Director Christopher Nolan isn’t known for controversy or gratuitous content in his films. Similarly, audiences who headed to a biopic on the life of the man known as the father of the atomic bomb, J. Robert Oppenheimer, likely wouldn’t expect there to be a lengthy sex scene.

However, reality smashed expectations over the weekend and left many Hindus appalled at the incorporation of the Bhagavad Gita in the midst of an intimate act between the lead character, portrayed by Cillian Murphy, and his lover psychiatrist Jean Tatlock, played by Florence Pugh.

“It has come to our notice that the movie Oppenheimer contains a scene which make a scathing attack on Hinduism,” wrote India’s Information Commissioner Uday Mahurkar in an open letter to Nolan posted on social media Saturday.

Suggesting he himself hadn’t seen the film, the founder of the Save Culture Save India Foundation cited reports as he described, “a scene in the movie shows a woman makes a man read Bhagwad Geeta aloud while getting over him and doing sexual intercourse. She is holding Bhagwed Geeta in one hand, and the other hands seems to be adjusting the position of their reproductive organs.”

Though censored for audiences in India to conceal the nudity, the scene featured the characters engaged in intercourse, with a respite showing Tatlock examining Oppenheimer books before bringing a Sanskrit copy of the Bhagavad Gita back to bed which she had him read from while appearing to resume their intimacy.

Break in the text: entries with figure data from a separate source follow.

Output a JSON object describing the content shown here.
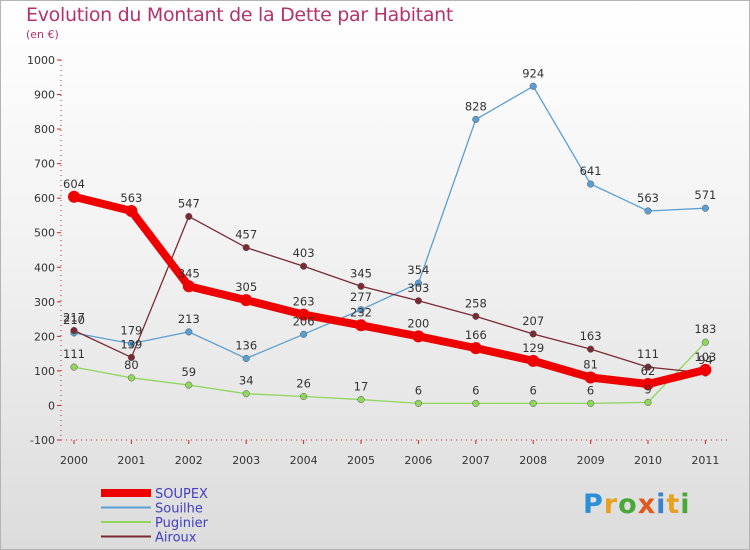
{
  "title": "Evolution du Montant de la Dette par Habitant",
  "subtitle": "(en €)",
  "logo_text": "Proxiti",
  "chart_data": {
    "type": "line",
    "title": "Evolution du Montant de la Dette par Habitant",
    "subtitle": "(en €)",
    "xlabel": "",
    "ylabel": "",
    "ylim": [
      -100,
      1000
    ],
    "yticks": [
      -100,
      0,
      100,
      200,
      300,
      400,
      500,
      600,
      700,
      800,
      900,
      1000
    ],
    "categories": [
      "2000",
      "2001",
      "2002",
      "2003",
      "2004",
      "2005",
      "2006",
      "2007",
      "2008",
      "2009",
      "2010",
      "2011"
    ],
    "grid": false,
    "legend_position": "bottom-left",
    "series": [
      {
        "name": "SOUPEX",
        "color": "#ee0000",
        "emphasis": true,
        "values": [
          604,
          563,
          345,
          305,
          263,
          232,
          200,
          166,
          129,
          81,
          62,
          103
        ]
      },
      {
        "name": "Souilhe",
        "color": "#5a9fd4",
        "values": [
          210,
          179,
          213,
          136,
          206,
          277,
          354,
          828,
          924,
          641,
          563,
          571
        ]
      },
      {
        "name": "Puginier",
        "color": "#8fd65a",
        "values": [
          111,
          80,
          59,
          34,
          26,
          17,
          6,
          6,
          6,
          6,
          9,
          183
        ]
      },
      {
        "name": "Airoux",
        "color": "#7a2a32",
        "values": [
          217,
          139,
          547,
          457,
          403,
          345,
          303,
          258,
          207,
          163,
          111,
          94
        ]
      }
    ]
  }
}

“Now I am become Death, the destroyer of worlds,” the character recited.

Mahurkar wondered at the caution displayed around offending the sensibilities of Muslims and asked “Why should not the same courtesy be also extended to Hindus?”

The censorship employed in Indian theaters was not enough to quell the outrage as the commissioner went on to “urge, on behalf of billion Hindus and timeless tradition of lives being transformed by revered Geeta, to do all that is needed to uphold dignity of their revered book and remove this scene from your film across the world” or “it would be deemed as a deliberate assault on Indian civilisation.”

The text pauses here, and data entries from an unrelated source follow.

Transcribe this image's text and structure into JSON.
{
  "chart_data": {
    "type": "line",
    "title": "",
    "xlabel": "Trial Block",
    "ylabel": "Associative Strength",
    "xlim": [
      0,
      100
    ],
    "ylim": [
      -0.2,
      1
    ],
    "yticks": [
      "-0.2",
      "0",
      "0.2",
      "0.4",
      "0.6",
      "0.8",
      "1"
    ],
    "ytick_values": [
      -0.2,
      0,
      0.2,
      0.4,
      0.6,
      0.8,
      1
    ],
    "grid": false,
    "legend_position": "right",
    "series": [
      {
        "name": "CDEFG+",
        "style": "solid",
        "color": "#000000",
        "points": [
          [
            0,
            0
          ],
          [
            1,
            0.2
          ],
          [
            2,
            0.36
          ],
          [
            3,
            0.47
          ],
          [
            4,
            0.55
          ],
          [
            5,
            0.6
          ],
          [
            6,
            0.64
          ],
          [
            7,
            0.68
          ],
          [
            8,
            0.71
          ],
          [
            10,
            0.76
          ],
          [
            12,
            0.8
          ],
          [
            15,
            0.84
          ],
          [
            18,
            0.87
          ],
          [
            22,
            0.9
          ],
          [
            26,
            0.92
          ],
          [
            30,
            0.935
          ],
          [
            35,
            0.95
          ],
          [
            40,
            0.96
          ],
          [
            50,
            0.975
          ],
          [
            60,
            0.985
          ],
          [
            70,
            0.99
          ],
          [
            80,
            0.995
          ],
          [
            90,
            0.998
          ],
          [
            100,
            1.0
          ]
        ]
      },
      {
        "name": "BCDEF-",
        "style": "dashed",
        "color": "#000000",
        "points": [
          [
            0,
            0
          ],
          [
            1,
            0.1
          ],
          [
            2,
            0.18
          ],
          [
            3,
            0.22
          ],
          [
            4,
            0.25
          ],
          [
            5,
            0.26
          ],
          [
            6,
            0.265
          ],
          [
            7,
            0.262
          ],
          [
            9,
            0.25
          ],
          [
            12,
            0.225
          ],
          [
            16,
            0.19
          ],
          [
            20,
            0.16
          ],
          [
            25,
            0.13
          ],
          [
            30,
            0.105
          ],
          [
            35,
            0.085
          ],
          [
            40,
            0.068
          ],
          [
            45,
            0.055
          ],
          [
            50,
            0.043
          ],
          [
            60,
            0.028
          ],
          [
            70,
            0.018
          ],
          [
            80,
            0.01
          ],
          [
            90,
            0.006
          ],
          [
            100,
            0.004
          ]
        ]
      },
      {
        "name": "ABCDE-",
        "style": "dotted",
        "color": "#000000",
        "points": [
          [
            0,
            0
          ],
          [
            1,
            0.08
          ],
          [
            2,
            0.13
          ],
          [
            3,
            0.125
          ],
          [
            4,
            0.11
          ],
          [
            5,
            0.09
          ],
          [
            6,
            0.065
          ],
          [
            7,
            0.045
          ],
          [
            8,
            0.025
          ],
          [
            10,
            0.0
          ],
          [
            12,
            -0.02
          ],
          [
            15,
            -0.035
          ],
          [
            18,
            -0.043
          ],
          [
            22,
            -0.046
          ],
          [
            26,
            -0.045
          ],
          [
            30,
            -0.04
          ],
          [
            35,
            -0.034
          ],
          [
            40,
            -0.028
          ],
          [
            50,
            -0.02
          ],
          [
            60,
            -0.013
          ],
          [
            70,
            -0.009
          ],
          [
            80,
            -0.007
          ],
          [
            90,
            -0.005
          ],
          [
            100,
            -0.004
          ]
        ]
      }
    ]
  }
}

Others shared the sentiment.

Prior to the film’s release, Nolan had spoken with Insider about the inclusion of the scene and said, “When you look at Oppenheimer’s life and you look at his story, that aspect of his life, the aspect of his sexuality, his way with women, the charm he exuded, it’s an essential part of his story.”

“It felt very important to understand their relationship,” he said of Tatlock and Oppenheimer, “and to really see inside it and understand what made it tick without being coy or allusive about it — but to try to be intimate, to try and be in there with him and fully understand the relationship that was so important to him.”

As for the sexual content in his film, the director expressed, “Any time you’re challenging yourself to work in areas you haven’t worked in before, you should be appropriately nervous and appropriately careful and planned and prepared.”

Warner Brothers, The Daily Mail noted, had previously edited out lines from the Bhagavad Gita that were quoted during a sex scene in Stanley Kubrick’s “Eyes Wide Shut.”

As for Murphy, during a press junket for the film, he told critic Sucharita Tyagi that he had read the text to prepare for the role and said, “I thought it was an absolutely beautiful text, very inspiring.”

The actor added, “I think it was a consolation to [Oppenheimer], he kind of needed it and it provided him a lot of consolation, all his life.”